Com a conquista de Ceuta (1415), da Costa da África e a descoberta do caminho maritimo para a Índia, em 1496, com Vasco da Gama, Portugal ganha uma dimensão mundial e a área do Porto, chamada de Restelo, sofrerá modificações em sua infra-estrutura. Uma coisa puxava a outra. Onde tem negócios, tem gente de toda a natureza, de mercadores a carregadores.

Assim, o Terreiro do Paço se tornou o local preferido de fidalgos, burgueses, populares, comerciantes, marinheiros, prostitutas, poetas, trovadores e outros, por sua localização privilegiada. O rei e a corte mudaram para o Palácio da Ribeira, em 1503, três anos após a descoberta do Brasil. O Paço da Ribeira foi totalmente destruido pelo terremoto de 1º de novembro de 1755 quando aconteceu um devastador maremoto na baixa. Hoje, algumas de suas instações estão os Ministérios do Governo.

E onde entra a Torre de Belém nesta história?

O Restelo era o grande porto e o local de partida e chega dos navegadores portugueses. Essa região precisava de fortificações militares com canhões apontados em direção ao Tejo e ao Atlântico, pois, a Corte Portuguesa tornara-se uma referência no comércio internacional com o estabelecimento das rotas maritimas com a Ìndia, Goa e Malaca, África e Brasil.

Nessa área do Restelo manda erguer a Torre de São Vicente (Belém) com trinta metros de altura, forma hexagonal e 40 metros de comprimentod, com batertias de fogo (canhões) colocadas no baluarte e voltadas para o Sul e para o Tejo. 

Na verdade, dom Dom Manuel vai executar o projeto de seu antecessor, D. João II (1481-1495), que idealizou um plano de defesa do porto da capital, baseado em três torres fortificadas: a de São Sebastião da Caparica (Baluarte da Caparica ou Torre Velha), na margem esquerda do Tejo; e na margem direita, as de Santo António de Cascais (Baluarte de Cascais) e de São Vicente de Belém (Baluarte de São Vicente. 

O Baluarte de Cascais foi iniciado em 1488, prosseguindo as suas obras ainda em 1505. Não se conhecem referências históricas a esta torre e nem aos trabalhos nela realizados nas décadas seguintes, embora se acredite que as muralhas, expostas ao embate da corrente das águas do rio, fossem reparadas ao final de cada inverno.

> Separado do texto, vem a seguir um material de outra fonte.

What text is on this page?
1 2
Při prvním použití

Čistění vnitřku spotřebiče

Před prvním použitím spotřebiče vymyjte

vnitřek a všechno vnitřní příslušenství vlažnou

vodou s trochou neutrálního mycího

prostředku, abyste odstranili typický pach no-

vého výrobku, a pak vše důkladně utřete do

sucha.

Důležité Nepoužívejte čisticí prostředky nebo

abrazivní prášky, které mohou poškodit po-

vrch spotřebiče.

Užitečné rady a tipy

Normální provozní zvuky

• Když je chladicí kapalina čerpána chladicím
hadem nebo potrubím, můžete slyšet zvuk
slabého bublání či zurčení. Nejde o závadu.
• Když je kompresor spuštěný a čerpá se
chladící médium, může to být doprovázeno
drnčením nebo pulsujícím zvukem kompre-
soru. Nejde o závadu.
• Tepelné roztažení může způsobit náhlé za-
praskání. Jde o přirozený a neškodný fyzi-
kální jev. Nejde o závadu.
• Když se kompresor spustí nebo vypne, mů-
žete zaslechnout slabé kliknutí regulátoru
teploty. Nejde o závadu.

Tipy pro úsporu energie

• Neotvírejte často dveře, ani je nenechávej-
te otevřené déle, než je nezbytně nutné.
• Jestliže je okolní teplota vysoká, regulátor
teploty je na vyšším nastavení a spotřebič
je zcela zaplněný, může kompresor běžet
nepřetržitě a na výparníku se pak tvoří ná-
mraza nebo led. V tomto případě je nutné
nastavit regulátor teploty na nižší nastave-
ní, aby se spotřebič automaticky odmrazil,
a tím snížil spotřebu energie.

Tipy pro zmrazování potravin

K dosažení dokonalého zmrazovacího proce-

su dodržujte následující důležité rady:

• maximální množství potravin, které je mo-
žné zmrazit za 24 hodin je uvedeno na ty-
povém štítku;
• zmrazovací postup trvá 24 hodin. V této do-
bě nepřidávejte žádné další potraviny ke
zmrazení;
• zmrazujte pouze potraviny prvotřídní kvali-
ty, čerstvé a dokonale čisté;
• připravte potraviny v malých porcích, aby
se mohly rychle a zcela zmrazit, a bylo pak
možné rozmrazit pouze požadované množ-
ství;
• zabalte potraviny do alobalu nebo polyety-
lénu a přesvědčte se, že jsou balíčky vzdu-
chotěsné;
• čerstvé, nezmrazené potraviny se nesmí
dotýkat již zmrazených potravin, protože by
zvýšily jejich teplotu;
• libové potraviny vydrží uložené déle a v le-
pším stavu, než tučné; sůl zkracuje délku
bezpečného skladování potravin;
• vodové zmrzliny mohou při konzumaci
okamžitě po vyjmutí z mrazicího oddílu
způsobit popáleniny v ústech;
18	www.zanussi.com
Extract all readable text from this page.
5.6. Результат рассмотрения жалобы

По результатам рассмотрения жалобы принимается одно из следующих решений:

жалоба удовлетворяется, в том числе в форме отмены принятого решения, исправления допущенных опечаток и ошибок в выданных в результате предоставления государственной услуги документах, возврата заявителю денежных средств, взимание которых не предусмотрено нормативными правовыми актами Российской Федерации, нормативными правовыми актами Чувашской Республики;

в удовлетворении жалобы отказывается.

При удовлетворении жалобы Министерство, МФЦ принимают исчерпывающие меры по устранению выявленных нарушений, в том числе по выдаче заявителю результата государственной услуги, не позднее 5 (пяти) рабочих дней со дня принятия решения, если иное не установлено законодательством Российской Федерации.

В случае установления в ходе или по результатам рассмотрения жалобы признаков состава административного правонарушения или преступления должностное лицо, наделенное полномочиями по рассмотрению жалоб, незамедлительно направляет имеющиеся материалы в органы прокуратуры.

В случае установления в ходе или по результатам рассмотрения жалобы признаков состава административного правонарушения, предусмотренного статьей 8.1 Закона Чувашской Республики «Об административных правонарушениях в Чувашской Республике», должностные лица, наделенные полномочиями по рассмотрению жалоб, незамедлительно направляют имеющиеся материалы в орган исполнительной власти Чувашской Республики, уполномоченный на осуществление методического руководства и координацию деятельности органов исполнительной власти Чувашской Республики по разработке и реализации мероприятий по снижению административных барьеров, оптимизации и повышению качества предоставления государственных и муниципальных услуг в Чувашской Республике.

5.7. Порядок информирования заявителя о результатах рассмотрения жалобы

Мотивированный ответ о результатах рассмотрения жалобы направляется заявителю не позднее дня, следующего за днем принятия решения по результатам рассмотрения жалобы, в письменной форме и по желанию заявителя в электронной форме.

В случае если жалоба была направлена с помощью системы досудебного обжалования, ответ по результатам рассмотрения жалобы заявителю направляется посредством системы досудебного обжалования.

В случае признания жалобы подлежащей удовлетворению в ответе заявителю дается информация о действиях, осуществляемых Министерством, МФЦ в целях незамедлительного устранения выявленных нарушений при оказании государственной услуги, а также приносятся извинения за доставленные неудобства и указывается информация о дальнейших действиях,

O Forte de São Sebastião de Caparica também denominado como Torre de São Sebastião de Caparica, Torre Velha e Fortaleza da Torre Velha, localiza-se na vila do Monte de Caparica, freguesia da Caparica, concelho de Almada, distrito de Setúbal. Era, portanto, um sistema integrado de defesa a partir da entrada do Atlântico para chegar no Tejo e a Lisboa.

Não conheço os baluartes de Cascais e de Caparica, ficam para a próxima viagem que fizer a Portugal, mas, a Torre de Belém, sim, hoje, um monumento turístico como as demais porque perderam as suas finalidades militares. Foram os tempos das conquistas pelos mares e rios com as novas tecnologias militares e o surgimento da aviação.

Mas, lembrando que no final do século XV e inicio do XVI, épocas de dom João II e dom Manuel, todo o movimento econômico se dava pelo mar e pelos rios. Só havia um caminho para Lisboa a levar riquezas de suas conquistas ou para invasões de outros países: pelo mar. 

E quando se visita a Torre de Belém sobretudo a parte interna e tem-se a visão dos canhões e da artilharia rasante, tiros quase a linha d'água, vê-se a importância militar da Torre de Belém. Em Salvador, existe algo assemelhado em artilharia rasante, o Forte do Mar ou de São Marcelo, erguido na linha d'água da Baía de Todos os Santos.

Havia, ainda, em Lisboa, naquela época, o Torreão de Terzi, torre abaluartada sobre o Tejo, que permitia ao soberano e sua Corte vigiarem a entrada e saida de navios do comércio ultramarino e abaixo dela funcionava a Casa da Índia, a aduana para controlar bens e riquezas das conquistas.

De todas elas, a mais encantadora é a Torre de Belém. É deslumbrante ainda hoje.